Stand, written, produced and directed by French film producer Jonathan Taieb, offers a rare glimpse into life in the time of Putin. Since passage of the infamous anti-homosexual “propaganda” law in 2013 – justified as legislation with the purported purpose of protecting Russian children – anti-LGBT harassment and violence has become widespread.

Neo-Nazi and other militant groups across Russia have been targeting LGBT individuals with impunity in a systematic and, at times, highly organised and orchestrated method, including luring targets through homosexual chatrooms and dating websites.

It is in this setting that Taieb frames Anton and Vlad’s relationship. They constitute a homosexual couple who witness a homosexual man, Nikolay, being beaten, and subsequently flee the scene in fear for their own safety.

Upon hearing of Nikolay’s death, Anton, understanding that both Russian law enforcement and media turn a blind eye to hate crime, begins an amateur investigation into his murder. Anton progressively meets with Nikolay’s homosexual friends online in order to find his murderer, who had lured Nikolay out on the pretence of a date.

At first, the film seems to chart Anton’s hell-bent quest to avenge Nikolay’s murder, and in turn stand up for his rights and the rights of his community in a country where “non-traditional” sexuality warrants state-sanctioned brutality with no hope of justice for victims.

But Taieb has particularly captured one man’s struggle with guilt and his pursuit of redemption. Taieb’s emphasis, highlighted in the highly confronting final scene, is on Anton’s need to atone, to absolve himself of Nikolay’s murder, which he blames himself for.

There is no clear political statement in Stand, no Les Miserables act of rebellion in the face of injustice. While it highlights and reminds the spectator of the morally indefensible human rights situation of modern day Russia, it is not a call to action, and ends on an ambiguous note.

Stand is an immensely philosophical feature that explores life in the aftermath of a violent crime and the dark depths of human guilt, which made it quite an uncomfortable watch at times. Taieb’s take-home message in Stand is far from clear, but he certainly makes you shiver from the hostility and fear hanging crisply in Moscow’s still winter air.

 

Drunktown’s Finest | Sydney Freeland

Film review by Samantha Jones

Life isn’t always easy, especially if you’re on the marginalised side of the fence. The Navajo reservation in Southwestern US, aka Drunktown, is on that side of the fence: beautiful land of Native American traditions burdened with a legacy of crime, violence and drugs.

This is where we find Felixia, Nizhoni and Luther, each battling with their identity. Felixia is transgender, accepted by her family but not by society, Nizhoni is Navajo but disconnected to her heritage, and Luther is the man of the house but doesn’t know how to be. Each of them run a course parallel to each other; connected in the end by their origins.

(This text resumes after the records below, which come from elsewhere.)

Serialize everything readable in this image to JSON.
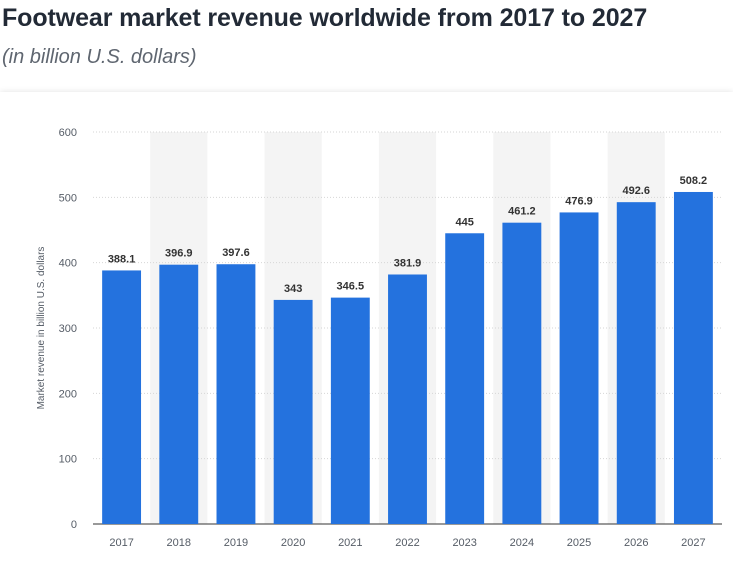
{
  "title": "Footwear market revenue worldwide from 2017 to 2027",
  "subtitle": "(in billion U.S. dollars)",
  "chart_data": {
    "type": "bar",
    "categories": [
      "2017",
      "2018",
      "2019",
      "2020",
      "2021",
      "2022",
      "2023",
      "2024",
      "2025",
      "2026",
      "2027"
    ],
    "values": [
      388.1,
      396.9,
      397.6,
      343,
      346.5,
      381.9,
      445,
      461.2,
      476.9,
      492.6,
      508.2
    ],
    "value_labels": [
      "388.1",
      "396.9",
      "397.6",
      "343",
      "346.5",
      "381.9",
      "445",
      "461.2",
      "476.9",
      "492.6",
      "508.2"
    ],
    "ylabel": "Market revenue in billion U.S. dollars",
    "ylim": [
      0,
      600
    ],
    "yticks": [
      "0",
      "100",
      "200",
      "300",
      "400",
      "500",
      "600"
    ],
    "grid": true,
    "bar_color": "#2472de",
    "alt_band_color": "#f4f4f4"
  }
}
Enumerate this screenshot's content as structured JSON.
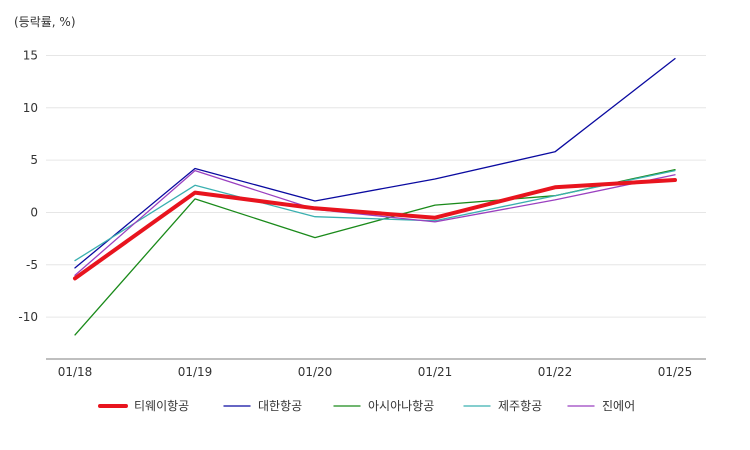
{
  "chart_data": {
    "type": "line",
    "unit_label": "(등락률, %)",
    "categories": [
      "01/18",
      "01/19",
      "01/20",
      "01/21",
      "01/22",
      "01/25"
    ],
    "y_ticks": [
      15,
      10,
      5,
      0,
      -5,
      -10
    ],
    "ylim": [
      -14,
      16
    ],
    "grid": true,
    "legend_position": "bottom",
    "series": [
      {
        "name": "대한항공",
        "color": "#0a0aa0",
        "width": 1.3,
        "values": [
          -5.3,
          4.2,
          1.1,
          3.2,
          5.8,
          14.7
        ]
      },
      {
        "name": "아시아나항공",
        "color": "#1a8a1a",
        "width": 1.3,
        "values": [
          -11.7,
          1.3,
          -2.4,
          0.7,
          1.6,
          4.1
        ]
      },
      {
        "name": "제주항공",
        "color": "#3ab0b0",
        "width": 1.3,
        "values": [
          -4.6,
          2.6,
          -0.4,
          -0.8,
          1.6,
          4.0
        ]
      },
      {
        "name": "진에어",
        "color": "#9a40c0",
        "width": 1.3,
        "values": [
          -6.0,
          4.0,
          0.3,
          -0.9,
          1.2,
          3.6
        ]
      },
      {
        "name": "티웨이항공",
        "color": "#e8141e",
        "width": 4,
        "values": [
          -6.3,
          1.9,
          0.4,
          -0.5,
          2.4,
          3.1
        ]
      }
    ],
    "legend_order": [
      "티웨이항공",
      "대한항공",
      "아시아나항공",
      "제주항공",
      "진에어"
    ]
  }
}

Each of the characters struggle in their own way, but it is through Felixia’s character that the viewer is privy to the day-to-day struggles of being transgender – the shame and embarrassment of those who once used her, the cruelty of the ignorant and the fear exposure generates in Felixia.

The trajectory of Felixia’s character is subtle but insightful, and is a frank portrayal of the complex tensions that come with being a transgender Native American.

Felixia’s grandfather, the Medicine Man of the land, endearingly supports Felixia with anecdotal wisdom, reflective of his Navajo ancestry. He shares stories of the third gender (Nadleeh) and how they bought harmony to the divide between genders. Heart-to-heart interactions like these are interspersed among all the conflict.

This is Navajo writer and director Sydney Freeland’s debut work. It is a charming coming-of-age film that portrays important underexplored issues for the LGBTIQ and Native American community.

It highlights the need to belong, illustrating the power of which community, acceptance and love can carry within an individual, enabling them to run beyond the fences that box them in.

As the Medicine Man says: “Wherever you go, whatever you choose to do, you’ll always have a home here.”